Taipei has been eager to demonstrate to the incoming US administration that it is stepping up efforts to strengthen its defences. Trump claimed in July that Taiwan “doesn’t give us anything” and compared the US to “an insurance company” for the island nation’s security.

But just hours after Trump was inaugurated to a second term on Monday, Taiwan’s opposition-controlled legislature voted to freeze half the country’s budget for its submarine programme, 30 per cent of the military’s operations expenditure and one-third of the funding for a drone industry park. It also cut 60 per cent of the defence ministry’s publicity budget.

Taiwanese government officials and ruling party lawmakers accused the Kuomintang, the largest opposition party, of helping China by undermining President Lai Ching-te’s minority government.

Blocking parts of the defence budget “shows the world that Taiwan’s determination to defend itself has been significantly compromised”, premier Cho Jung-tai told reporters.

Po Horng-huei, vice-minister of defence, said that the freeze on the operations budget would impede the military’s daily efforts to counter “grey zone” provocations from China, while the drone funding restrictions would set Taiwan further back in an area where it already “lags far behind” the People’s Liberation Army, and that has become a crucial weapons category since the war in Ukraine.

The slashing of the publicity budget would hinder efforts to fight Chinese cognitive warfare, he added.

“Our defence will move backwards this year,” Po said.

The draft budget submitted by Lai’s government in August included NT$647bn (US$20bn) in defence spending. While that was a 7.7 per cent increase over the 2024 budget, it amounts to only 2.45 per cent of GDP, down from 2.5 per cent last year and short of the 3 per cent target US officials and defence experts have urged for Taiwan.

Elbridge Colby, Trump’s nominee for under-secretary of defence for policy, has repeatedly criticised Taiwan over its “meagre” defence spending, and has suggested US support would be moot unless Taipei strengthened its defences against the threat from China.

Beijing claims Taiwan as part of its territory and threatens to annex it by force if Taipei refuses unification indefinitely. Over the past few years, it has stepped up military operations around Taiwan.

Counter to Trump’s claims, Taipei is one of the largest paying customers for US defence companies.

But Washington maintains a policy of “strategic ambiguity” on whether it would come to Taiwan’s defence. Under the Taiwan Relations Act, the US considers any effort to determine Taiwan’s future by non-peaceful means as of grave concern to the US, and commits to providing Taiwan with defensive weapons and to maintaining its own capacity to resist coercion that would jeopardise Taiwan’s security.

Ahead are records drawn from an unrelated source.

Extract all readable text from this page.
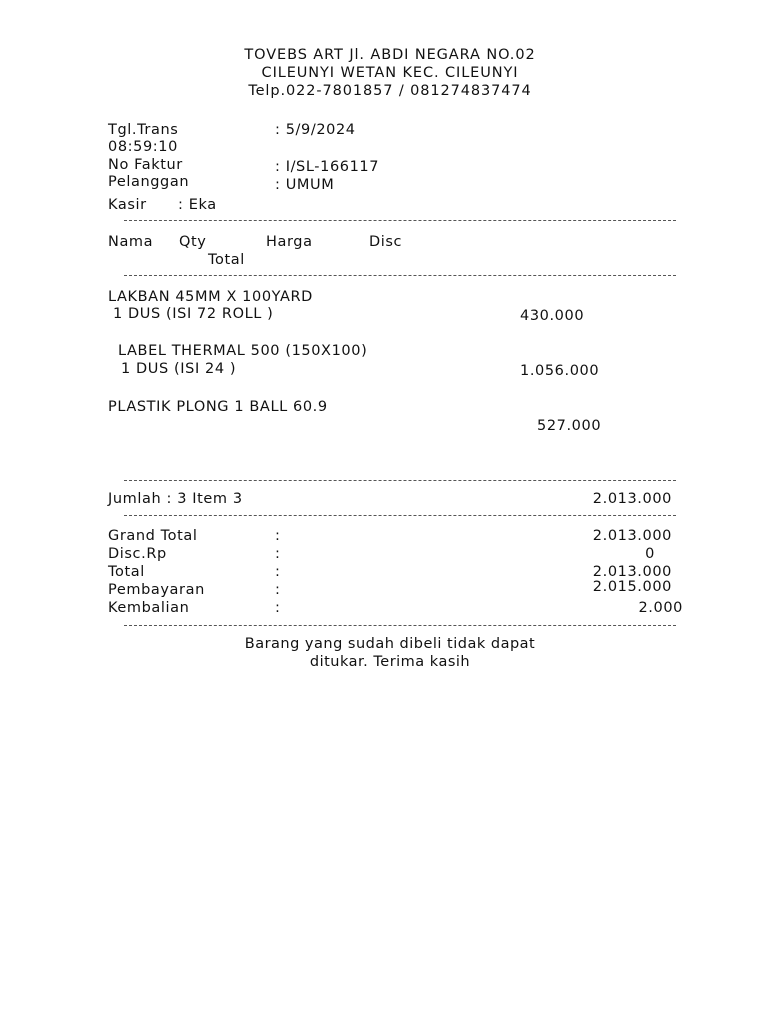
TOVEBS ART Jl. ABDI NEGARA NO.02
CILEUNYI WETAN KEC. CILEUNYI
Telp.022-7801857 / 081274837474
Tgl.Trans	: 5/9/2024
08:59:10
No Faktur	: I/SL-166117
Pelanggan	: UMUM
Kasir : Eka
Nama Qty	Harga	Disc
Total
LAKBAN 45MM X 100YARD
1 DUS (ISI 72 ROLL )	430.000
LABEL THERMAL 500 (150X100)
1 DUS (ISI 24 )	1.056.000
PLASTIK PLONG 1 BALL 60.9
527.000
Jumlah : 3 Item 3	2.013.000
Grand Total	:	2.013.000
Disc.Rp	:	0
Total	:	2.013.000
Pembayaran	:	2.015.000
Kembalian	:	2.000
Barang yang sudah dibeli tidak dapat
ditukar. Terima kasih
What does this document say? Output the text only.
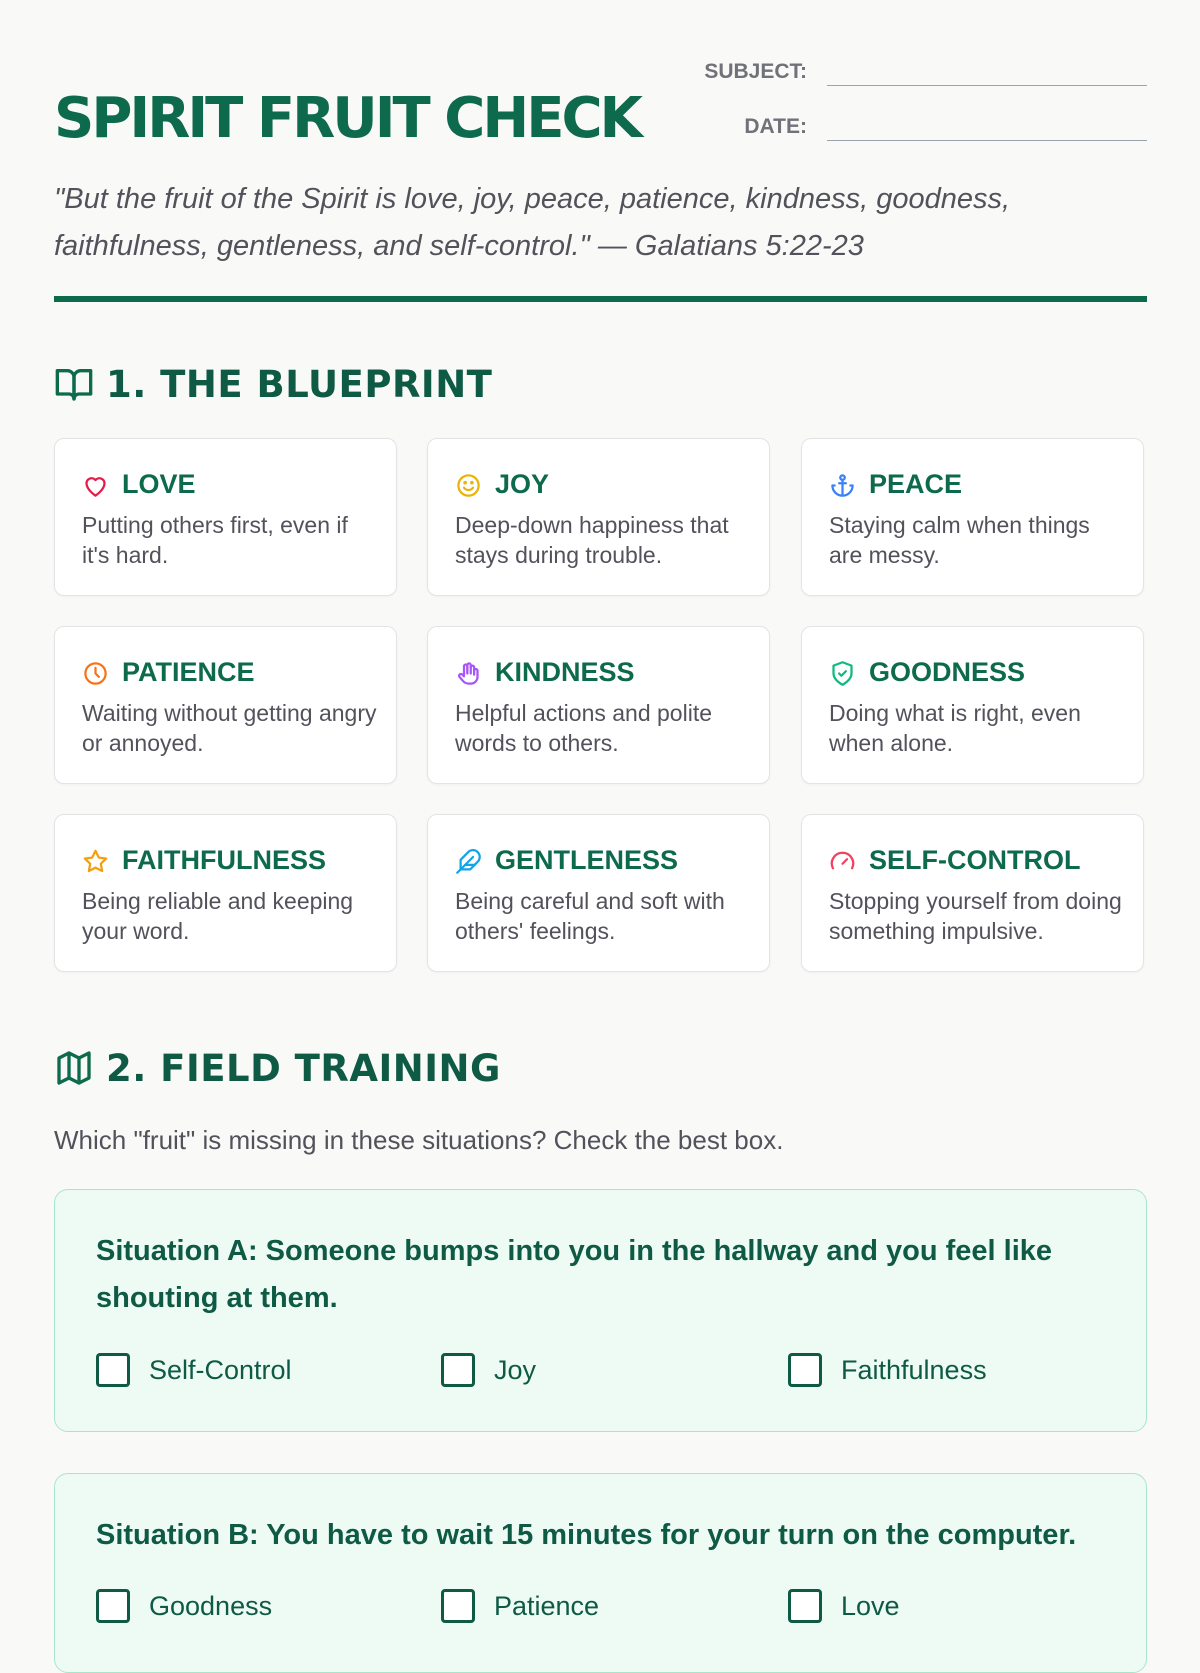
SPIRIT FRUIT CHECK
SUBJECT:
DATE:

"But the fruit of the Spirit is love, joy, peace, patience, kindness, goodness, faithfulness, gentleness, and self-control." — Galatians 5:22-23

1. THE BLUEPRINT
LOVE
Putting others first, even if it's hard.
JOY
Deep-down happiness that stays during trouble.
PEACE
Staying calm when things are messy.
PATIENCE
Waiting without getting angry or annoyed.
KINDNESS
Helpful actions and polite words to others.
GOODNESS
Doing what is right, even when alone.
FAITHFULNESS
Being reliable and keeping your word.
GENTLENESS
Being careful and soft with others' feelings.
SELF-CONTROL
Stopping yourself from doing something impulsive.
2. FIELD TRAINING

Which "fruit" is missing in these situations? Check the best box.

Situation A: Someone bumps into you in the hallway and you feel like shouting at them.

Self-Control	Joy	Faithfulness

Situation B: You have to wait 15 minutes for your turn on the computer.

Goodness	Patience	Love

Former president Joe Biden said on multiple occasions that the US would deploy forces to defend Taiwan against a Chinese attack, but Trump has said it would be “very, very difficult” to do so.

Taiwan’s military will be able to access the frozen funds only if parliament agrees to unblock them following a report from the defence ministry at a plenary session.

Although the KMT advocates for closer ties across the Taiwan Strait, it denies being pro-Beijing and has previously pledged to support increased defence spending.

But opposition lawmakers attacked government spending plans as “wasteful”, echoing some voters’ criticism about the ruling party.